For fixed real numbers $a,b,c,d$ define the map $f : \mathbb{R}^2 \to \mathbb{R}^2$ by $$f : (x, y) \longmapsto (\phi(ax) + b \cdot \phi(ay),\hspace{1em} \phi(cx) + d \cdot \phi(cy)), \qquad \phi(z) := \sin(z).$$
Given a point $(x_0, y_0) \in \mathbb{R^2}$ we consider its orbits under the iterates of $f$, i.e., $$\Omega := \{f^n(x_0, y_0) \;\vert\; n \in \mathbb Z_{>0} \}$$
Here is a question I asked myself after plotting some of these sets $\Omega$:
Is it true that for $x_0 = y_0 = 1$ and $(a, b, c, d) = (3, -1, 3, -3)$, the closure $\overline{\Omega} \subset \mathbb{R}^2$ is equal to the parallelogram $P$ with vertices $\pm (0, 2), \pm (2, 4)$ ?
Thoughts:
This is confirmed experimentally (using SAGE, see the code below), using $n \leq 500000$ points:
Since the sine function takes values in $[-1, 1]$, it is clear that $\Omega$ is contained in the parallelogram $P$ (hence $\overline{\Omega} \subset P$) : indeed we have $$f(x, y) = (\sin(3x) - \sin(3y), \sin(3x) - 3 \sin(3y)) = \begin{pmatrix} 1 & -1 \\ 1 & -3 \end{pmatrix} \begin{pmatrix} \sin(3x) \\ \sin(3y) \end{pmatrix}$$ and the image of the square $[-1, 1]^2$ under the linear map $\begin{pmatrix} 1 & -1 \\ 1 & -3 \end{pmatrix}$ is $P$.
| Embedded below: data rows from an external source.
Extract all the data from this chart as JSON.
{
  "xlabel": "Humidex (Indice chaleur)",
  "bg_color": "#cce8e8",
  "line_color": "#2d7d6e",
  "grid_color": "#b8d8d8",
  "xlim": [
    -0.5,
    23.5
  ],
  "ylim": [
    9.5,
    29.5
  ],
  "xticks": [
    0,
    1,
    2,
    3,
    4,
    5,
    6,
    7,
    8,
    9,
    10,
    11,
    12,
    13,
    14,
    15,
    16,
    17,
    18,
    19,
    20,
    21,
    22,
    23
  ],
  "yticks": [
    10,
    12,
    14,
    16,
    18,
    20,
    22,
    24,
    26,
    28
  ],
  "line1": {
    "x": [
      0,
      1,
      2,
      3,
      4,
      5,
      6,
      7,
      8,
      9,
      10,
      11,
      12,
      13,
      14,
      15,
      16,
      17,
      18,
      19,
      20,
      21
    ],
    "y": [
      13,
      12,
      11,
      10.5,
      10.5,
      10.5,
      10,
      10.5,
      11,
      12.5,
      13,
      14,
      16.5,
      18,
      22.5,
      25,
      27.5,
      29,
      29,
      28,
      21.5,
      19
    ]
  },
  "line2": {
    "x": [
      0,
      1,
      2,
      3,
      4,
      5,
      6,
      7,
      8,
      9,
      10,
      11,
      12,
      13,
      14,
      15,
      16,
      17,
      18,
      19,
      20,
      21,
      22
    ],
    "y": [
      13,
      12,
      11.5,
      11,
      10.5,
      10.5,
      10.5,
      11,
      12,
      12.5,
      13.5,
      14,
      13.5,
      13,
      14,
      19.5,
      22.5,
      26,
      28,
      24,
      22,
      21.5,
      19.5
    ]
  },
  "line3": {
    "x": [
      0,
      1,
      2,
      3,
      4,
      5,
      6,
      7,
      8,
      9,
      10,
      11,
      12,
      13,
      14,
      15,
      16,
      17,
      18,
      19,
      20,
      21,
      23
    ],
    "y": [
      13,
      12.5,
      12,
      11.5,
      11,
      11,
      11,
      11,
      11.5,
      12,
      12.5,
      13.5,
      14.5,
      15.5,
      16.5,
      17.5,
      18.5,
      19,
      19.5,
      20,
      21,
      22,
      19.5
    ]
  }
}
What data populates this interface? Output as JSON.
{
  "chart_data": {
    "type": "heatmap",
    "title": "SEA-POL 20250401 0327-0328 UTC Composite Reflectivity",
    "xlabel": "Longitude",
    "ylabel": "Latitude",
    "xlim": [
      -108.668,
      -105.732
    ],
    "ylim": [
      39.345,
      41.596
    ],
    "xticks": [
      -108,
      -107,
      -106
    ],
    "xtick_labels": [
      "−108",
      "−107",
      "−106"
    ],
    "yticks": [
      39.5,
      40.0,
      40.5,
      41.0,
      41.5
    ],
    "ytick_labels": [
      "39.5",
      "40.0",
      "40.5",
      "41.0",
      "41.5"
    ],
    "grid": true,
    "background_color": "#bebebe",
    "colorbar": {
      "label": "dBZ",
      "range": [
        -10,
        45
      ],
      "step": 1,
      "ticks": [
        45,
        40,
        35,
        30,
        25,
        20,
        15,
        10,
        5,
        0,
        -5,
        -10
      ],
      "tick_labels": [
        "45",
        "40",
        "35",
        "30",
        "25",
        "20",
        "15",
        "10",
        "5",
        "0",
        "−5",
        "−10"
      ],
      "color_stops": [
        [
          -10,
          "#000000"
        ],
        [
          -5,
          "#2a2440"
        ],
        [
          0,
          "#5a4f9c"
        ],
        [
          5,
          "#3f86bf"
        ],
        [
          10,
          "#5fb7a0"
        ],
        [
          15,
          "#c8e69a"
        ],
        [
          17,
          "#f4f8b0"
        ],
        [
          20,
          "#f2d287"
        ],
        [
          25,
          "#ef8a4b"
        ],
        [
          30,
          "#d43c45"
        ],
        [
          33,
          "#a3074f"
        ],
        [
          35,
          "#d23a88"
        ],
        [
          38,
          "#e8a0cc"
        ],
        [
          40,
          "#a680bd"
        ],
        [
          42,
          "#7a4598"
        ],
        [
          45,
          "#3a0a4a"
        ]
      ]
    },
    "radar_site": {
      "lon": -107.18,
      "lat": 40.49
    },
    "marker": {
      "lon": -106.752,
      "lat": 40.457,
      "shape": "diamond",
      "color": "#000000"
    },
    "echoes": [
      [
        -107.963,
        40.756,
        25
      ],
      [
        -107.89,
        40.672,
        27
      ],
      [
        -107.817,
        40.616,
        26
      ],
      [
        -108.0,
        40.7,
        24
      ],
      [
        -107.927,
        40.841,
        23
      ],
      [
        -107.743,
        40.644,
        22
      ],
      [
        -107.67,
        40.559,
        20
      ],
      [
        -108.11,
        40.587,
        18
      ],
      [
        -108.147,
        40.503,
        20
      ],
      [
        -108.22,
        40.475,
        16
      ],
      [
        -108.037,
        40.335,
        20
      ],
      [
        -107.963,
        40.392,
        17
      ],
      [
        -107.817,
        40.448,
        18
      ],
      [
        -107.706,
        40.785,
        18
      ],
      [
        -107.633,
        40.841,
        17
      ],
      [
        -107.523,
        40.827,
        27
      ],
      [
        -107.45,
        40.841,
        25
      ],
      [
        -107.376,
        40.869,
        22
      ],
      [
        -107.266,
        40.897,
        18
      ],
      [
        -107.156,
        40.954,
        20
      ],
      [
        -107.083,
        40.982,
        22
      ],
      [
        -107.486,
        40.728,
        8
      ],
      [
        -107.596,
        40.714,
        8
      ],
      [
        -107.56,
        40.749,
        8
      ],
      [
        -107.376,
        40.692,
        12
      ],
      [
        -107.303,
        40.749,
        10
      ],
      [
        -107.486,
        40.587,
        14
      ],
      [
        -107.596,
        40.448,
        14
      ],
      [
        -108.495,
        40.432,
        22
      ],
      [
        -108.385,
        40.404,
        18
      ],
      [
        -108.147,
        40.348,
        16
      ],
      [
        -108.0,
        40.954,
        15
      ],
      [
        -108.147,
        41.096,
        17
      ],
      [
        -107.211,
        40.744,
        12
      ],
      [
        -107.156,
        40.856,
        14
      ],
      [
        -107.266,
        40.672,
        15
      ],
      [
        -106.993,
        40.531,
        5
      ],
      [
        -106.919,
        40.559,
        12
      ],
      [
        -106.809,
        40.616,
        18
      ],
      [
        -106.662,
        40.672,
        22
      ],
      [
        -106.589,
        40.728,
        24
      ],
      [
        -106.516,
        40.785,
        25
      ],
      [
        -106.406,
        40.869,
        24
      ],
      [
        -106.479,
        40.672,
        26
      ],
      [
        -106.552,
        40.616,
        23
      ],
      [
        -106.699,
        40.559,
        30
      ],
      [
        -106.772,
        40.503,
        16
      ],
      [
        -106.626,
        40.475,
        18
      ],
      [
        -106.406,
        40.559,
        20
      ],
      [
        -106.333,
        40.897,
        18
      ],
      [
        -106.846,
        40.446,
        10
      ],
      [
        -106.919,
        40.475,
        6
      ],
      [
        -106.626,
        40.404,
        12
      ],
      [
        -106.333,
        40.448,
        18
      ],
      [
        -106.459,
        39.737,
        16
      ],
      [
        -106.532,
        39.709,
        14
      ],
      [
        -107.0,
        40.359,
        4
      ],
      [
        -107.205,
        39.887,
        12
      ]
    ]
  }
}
The appearance of a parallelogram is probably explained by the fact that $a = c$. In general, we obtained "fractal" objects like in this question asked some years ago by the same author: Properties of King's Dream fractal
When we replace $\sin(x)$ by $\phi(x) = \{ 1.5 x \}$ (where $\{ … \}$ denotes the fractional part), we also get a parallelogram for $(a, b, c, d) = (3, -1, 3, -3)$ but NOT for $(a, b, c, d) = (1, -1, 1, -2)$.